«Oggi in tasca ho il potere chiaro».
«Io in tasca non ho mai niente».
Da anni parlare con Daniele è
diventato un gioco di equilibrismo, sempre in bilico tra follia e realtà. Con lui
sono cresciuta, è il mio vicino di casa.
Da bambini trascorrevamo le
giornate in garage, lui a montare e smontare i giocattoli, io a passargli gli
attrezzi. Pensavo sarebbe diventato un meccanico aerospaziale. Il suo
giocattolo preferito era uno zeppelin di latta a cui si staccava continuamente
una ruota. Quel giocattolo piaceva tanto anche a me, dai finestrini si vedevano
gli uomini dell’equipaggio e io sognavo di farne parte. Poi Daniele si trasferì
in un’altra città e ci perdemmo di vista.
Anni dopo seppi che era stato
male, che stava ancora male, non usciva più, aveva abbandonato gli studi, era seguito
dal Centro di Igiene Mentale.
Non so esattamente cosa accada
a certe vite, non c’è una ragione quando la testa smette di funzionare. Certo, le
cause si trovano nel passaggio dall’infanzia all’adolescenza, negli insegnanti
severi, nei traslochi, in una madre apprensiva, in un padre che se ne è andato.
Forse nell’uso di sostanze stupefacenti. Di stupefacente per conto mio, c’è
solo il fatto che Daniele prima c’era, ora non più.
Lui e la madre sono tornati a
vivere nella vecchia casa qui accanto, ma non è rimasto niente del ragazzino
timido e goffo che conoscevo da bambina; un omone di un quintale e mezzo, alto
due metri e un po’ curvo, se lo è ingoiato. Nemmeno lo sguardo è più il suo.
Suonano alla porta.
«Ciao Daniele».
«Devo farti vedere una cosa,
vieni!»
Lo seguo titubante, non so mai
come comportarmi con lui. Non dice una parola, visto da dietro è veramente
grosso, enorme. Ha una camminata scoordinata ma veloce, fatico a stargli
dietro. Arriviamo davanti a casa, entriamo dal garage, accende la luce:
spettacolo!
Una bicicletta, anzi un tandem
dipinto d’oro, collegato a una struttura fatta di tubi e eliche e serbatoi di
varie dimensioni, regge un dirigibile dorato, grande, grandissimo, lungo come
tutto il tandem. Guardo Daniele incredula.

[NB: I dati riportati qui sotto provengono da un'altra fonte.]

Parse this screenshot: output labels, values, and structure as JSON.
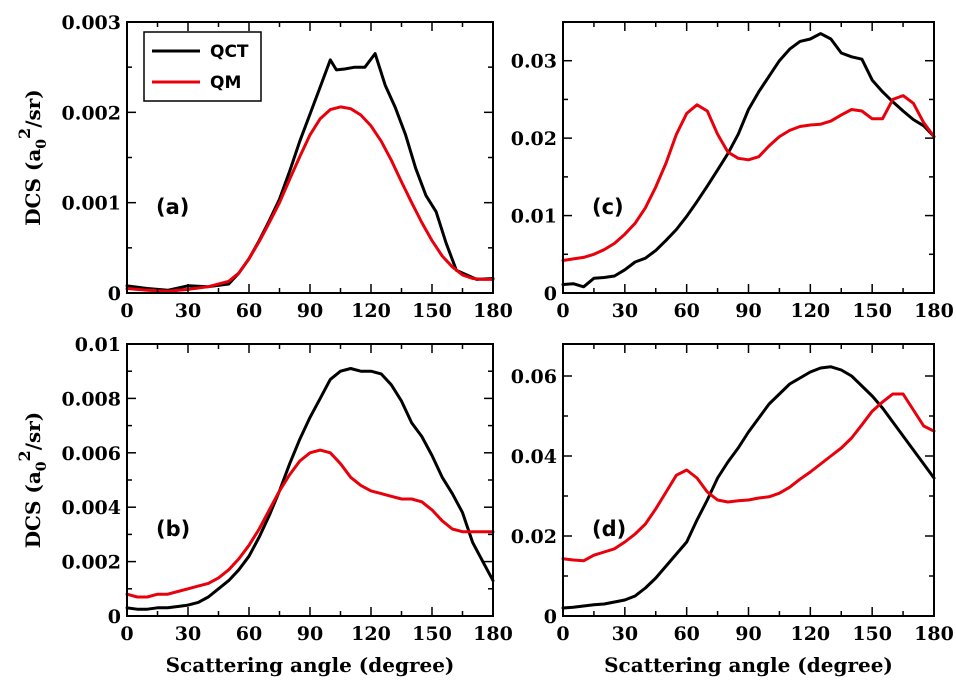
{
  "chart_data": [
    {
      "type": "line",
      "panel_label": "(a)",
      "ylabel": "DCS (a0^2/sr)",
      "xlabel": "",
      "xlim": [
        0,
        180
      ],
      "ylim": [
        0,
        0.003
      ],
      "xticks": [
        "0",
        "30",
        "60",
        "90",
        "120",
        "150",
        "180"
      ],
      "yticks": [
        "0",
        "0.001",
        "0.002",
        "0.003"
      ],
      "legend": {
        "position": "top-left",
        "entries": [
          "QCT",
          "QM"
        ]
      },
      "series": [
        {
          "name": "QCT",
          "color": "#000000",
          "x": [
            0,
            10,
            20,
            30,
            40,
            50,
            55,
            60,
            65,
            70,
            75,
            80,
            85,
            90,
            95,
            100,
            103,
            107,
            112,
            117,
            122,
            127,
            132,
            137,
            142,
            147,
            152,
            157,
            162,
            167,
            172,
            180
          ],
          "y": [
            8e-05,
            5e-05,
            3e-05,
            8e-05,
            7e-05,
            0.0001,
            0.00022,
            0.00038,
            0.00058,
            0.0008,
            0.00104,
            0.00135,
            0.00168,
            0.00198,
            0.00228,
            0.00258,
            0.00247,
            0.00248,
            0.0025,
            0.0025,
            0.00265,
            0.0023,
            0.00205,
            0.00175,
            0.00138,
            0.00108,
            0.0009,
            0.00055,
            0.00025,
            0.0002,
            0.00015,
            0.00016
          ]
        },
        {
          "name": "QM",
          "color": "#e8000b",
          "x": [
            0,
            10,
            20,
            30,
            40,
            50,
            55,
            60,
            65,
            70,
            75,
            80,
            85,
            90,
            95,
            100,
            105,
            110,
            115,
            120,
            125,
            130,
            135,
            140,
            145,
            150,
            155,
            160,
            165,
            170,
            175,
            180
          ],
          "y": [
            5e-05,
            3e-05,
            2e-05,
            4e-05,
            7e-05,
            0.00013,
            0.00022,
            0.00038,
            0.00057,
            0.00078,
            0.001,
            0.00126,
            0.00151,
            0.00175,
            0.00193,
            0.00203,
            0.00206,
            0.00204,
            0.00197,
            0.00185,
            0.00168,
            0.00147,
            0.00123,
            0.001,
            0.00078,
            0.00058,
            0.00041,
            0.00029,
            0.0002,
            0.00016,
            0.00015,
            0.00015
          ]
        }
      ]
    },
    {
      "type": "line",
      "panel_label": "(c)",
      "ylabel": "",
      "xlabel": "",
      "xlim": [
        0,
        180
      ],
      "ylim": [
        0,
        0.035
      ],
      "xticks": [
        "0",
        "30",
        "60",
        "90",
        "120",
        "150",
        "180"
      ],
      "yticks": [
        "0",
        "0.01",
        "0.02",
        "0.03"
      ],
      "series": [
        {
          "name": "QCT",
          "color": "#000000",
          "x": [
            0,
            5,
            10,
            15,
            20,
            25,
            30,
            35,
            40,
            45,
            50,
            55,
            60,
            65,
            70,
            75,
            80,
            85,
            90,
            95,
            100,
            105,
            110,
            115,
            120,
            125,
            130,
            135,
            140,
            145,
            150,
            155,
            160,
            165,
            170,
            175,
            180
          ],
          "y": [
            0.0011,
            0.0012,
            0.0008,
            0.0019,
            0.002,
            0.0022,
            0.003,
            0.004,
            0.0045,
            0.0055,
            0.0068,
            0.0082,
            0.0099,
            0.0118,
            0.0138,
            0.0159,
            0.018,
            0.0205,
            0.0237,
            0.026,
            0.028,
            0.03,
            0.0315,
            0.0325,
            0.0328,
            0.0335,
            0.0328,
            0.031,
            0.0305,
            0.0302,
            0.0275,
            0.026,
            0.0247,
            0.0235,
            0.0224,
            0.0216,
            0.0202
          ]
        },
        {
          "name": "QM",
          "color": "#e8000b",
          "x": [
            0,
            5,
            10,
            15,
            20,
            25,
            30,
            35,
            40,
            45,
            50,
            55,
            60,
            65,
            70,
            75,
            80,
            85,
            90,
            95,
            100,
            105,
            110,
            115,
            120,
            125,
            130,
            135,
            140,
            145,
            150,
            155,
            160,
            165,
            170,
            175,
            180
          ],
          "y": [
            0.0042,
            0.0044,
            0.0046,
            0.005,
            0.0056,
            0.0064,
            0.0076,
            0.009,
            0.011,
            0.0137,
            0.0168,
            0.0205,
            0.0232,
            0.0243,
            0.0235,
            0.0205,
            0.0182,
            0.0174,
            0.0172,
            0.0176,
            0.019,
            0.0202,
            0.021,
            0.0215,
            0.0217,
            0.0218,
            0.0222,
            0.023,
            0.0237,
            0.0235,
            0.0225,
            0.0225,
            0.025,
            0.0255,
            0.0245,
            0.022,
            0.0202
          ]
        }
      ]
    },
    {
      "type": "line",
      "panel_label": "(b)",
      "ylabel": "DCS (a0^2/sr)",
      "xlabel": "Scattering angle (degree)",
      "xlim": [
        0,
        180
      ],
      "ylim": [
        0,
        0.01
      ],
      "xticks": [
        "0",
        "30",
        "60",
        "90",
        "120",
        "150",
        "180"
      ],
      "yticks": [
        "0",
        "0.002",
        "0.004",
        "0.006",
        "0.008",
        "0.01"
      ],
      "series": [
        {
          "name": "QCT",
          "color": "#000000",
          "x": [
            0,
            5,
            10,
            15,
            20,
            25,
            30,
            35,
            40,
            45,
            50,
            55,
            60,
            65,
            70,
            75,
            80,
            85,
            90,
            95,
            100,
            105,
            110,
            115,
            120,
            125,
            130,
            135,
            140,
            145,
            150,
            155,
            160,
            165,
            170,
            175,
            180
          ],
          "y": [
            0.0003,
            0.00025,
            0.00025,
            0.0003,
            0.0003,
            0.00035,
            0.0004,
            0.0005,
            0.0007,
            0.001,
            0.0013,
            0.0017,
            0.0022,
            0.0029,
            0.0037,
            0.0046,
            0.0056,
            0.0065,
            0.0073,
            0.008,
            0.0087,
            0.009,
            0.0091,
            0.009,
            0.009,
            0.0089,
            0.0085,
            0.0079,
            0.0071,
            0.0066,
            0.0059,
            0.0051,
            0.0045,
            0.0038,
            0.0027,
            0.002,
            0.0013
          ]
        },
        {
          "name": "QM",
          "color": "#e8000b",
          "x": [
            0,
            5,
            10,
            15,
            20,
            25,
            30,
            35,
            40,
            45,
            50,
            55,
            60,
            65,
            70,
            75,
            80,
            85,
            90,
            95,
            100,
            105,
            110,
            115,
            120,
            125,
            130,
            135,
            140,
            145,
            150,
            155,
            160,
            165,
            170,
            175,
            180
          ],
          "y": [
            0.0008,
            0.0007,
            0.0007,
            0.0008,
            0.0008,
            0.0009,
            0.001,
            0.0011,
            0.0012,
            0.0014,
            0.0017,
            0.0021,
            0.0026,
            0.0032,
            0.0039,
            0.0046,
            0.0052,
            0.0057,
            0.006,
            0.0061,
            0.006,
            0.0056,
            0.0051,
            0.0048,
            0.0046,
            0.0045,
            0.0044,
            0.0043,
            0.0043,
            0.0042,
            0.0039,
            0.0035,
            0.0032,
            0.0031,
            0.0031,
            0.0031,
            0.0031
          ]
        }
      ]
    },
    {
      "type": "line",
      "panel_label": "(d)",
      "ylabel": "",
      "xlabel": "Scattering angle (degree)",
      "xlim": [
        0,
        180
      ],
      "ylim": [
        0,
        0.068
      ],
      "xticks": [
        "0",
        "30",
        "60",
        "90",
        "120",
        "150",
        "180"
      ],
      "yticks": [
        "0",
        "0.02",
        "0.04",
        "0.06"
      ],
      "series": [
        {
          "name": "QCT",
          "color": "#000000",
          "x": [
            0,
            5,
            10,
            15,
            20,
            25,
            30,
            35,
            40,
            45,
            50,
            55,
            60,
            65,
            70,
            75,
            80,
            85,
            90,
            95,
            100,
            105,
            110,
            115,
            120,
            125,
            130,
            135,
            140,
            145,
            150,
            155,
            160,
            165,
            170,
            175,
            180
          ],
          "y": [
            0.002,
            0.0022,
            0.0025,
            0.0028,
            0.003,
            0.0035,
            0.004,
            0.005,
            0.007,
            0.0095,
            0.0125,
            0.0155,
            0.0185,
            0.024,
            0.029,
            0.0345,
            0.0385,
            0.042,
            0.046,
            0.0495,
            0.053,
            0.0555,
            0.058,
            0.0595,
            0.061,
            0.062,
            0.0623,
            0.0615,
            0.06,
            0.0575,
            0.055,
            0.052,
            0.0485,
            0.045,
            0.0415,
            0.038,
            0.0345
          ]
        },
        {
          "name": "QM",
          "color": "#e8000b",
          "x": [
            0,
            5,
            10,
            15,
            20,
            25,
            30,
            35,
            40,
            45,
            50,
            55,
            60,
            65,
            70,
            75,
            80,
            85,
            90,
            95,
            100,
            105,
            110,
            115,
            120,
            125,
            130,
            135,
            140,
            145,
            150,
            155,
            160,
            165,
            170,
            175,
            180
          ],
          "y": [
            0.0143,
            0.014,
            0.0138,
            0.0152,
            0.016,
            0.0168,
            0.0185,
            0.0205,
            0.023,
            0.0268,
            0.031,
            0.0352,
            0.0365,
            0.0345,
            0.031,
            0.029,
            0.0285,
            0.0288,
            0.029,
            0.0295,
            0.0298,
            0.0307,
            0.0322,
            0.0342,
            0.036,
            0.038,
            0.04,
            0.042,
            0.0445,
            0.0478,
            0.0512,
            0.0535,
            0.0555,
            0.0555,
            0.0515,
            0.0475,
            0.0462
          ]
        }
      ]
    }
  ]
}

«Buon anniversario Fantini»,
dice.
«Anniversario?»
«Non te lo ricordi? Oggi è il
nostro fidanzamento d’oro. Sono cinquant’anni che siamo fidanzati io e te».
Mi torna tutto in mente, il
primo giorno di primavera del ’68. Eravamo piccoli, ero andata a giocare da lui
e poi mi ero fermata a cena.
«Cosa vuoi fare da grande?» mi
chiese sua madre, mentre friggeva i totani.
«La scrittrice e tu?» domandai
rivolgendomi a Daniele.
«Sposarti!»
Ci fidanzammo quella sera
stessa con anelli di calamari fritti e Barbie e Ken a farci da testimoni.
«Sì, ora me lo ricordo» dico
con le lacrime agli occhi.
«Non piangere e spingi
piuttosto. Portiamolo fuori».
«Ma non passerà dal portone».
«Sì che passerà, ho preso le
misure, dobbiamo solo sgonfiare le ruote».
Sgonfiamo, spingiamo e passa,
a stento, ma passa. Quel coso alla luce del sole è ancora più bello, sprigiona bagliori
e riflessi: un grande sigaro d’oro sospeso tra il cielo e la terra.
Daniele armeggia intorno,
rigonfia le gomme, sistema le eliche, controlla i serbatoi, monta in sella,
mentre io rimango incantata a guardare.
«Dai Fantini, vieni su e
pedala!».
«Questo affare vola?», chiedo
preoccupata.
«Ma sei fuori di testa? Non lo
vedi che è una bicicletta?» risponde lui, con gli occhi sbarrati.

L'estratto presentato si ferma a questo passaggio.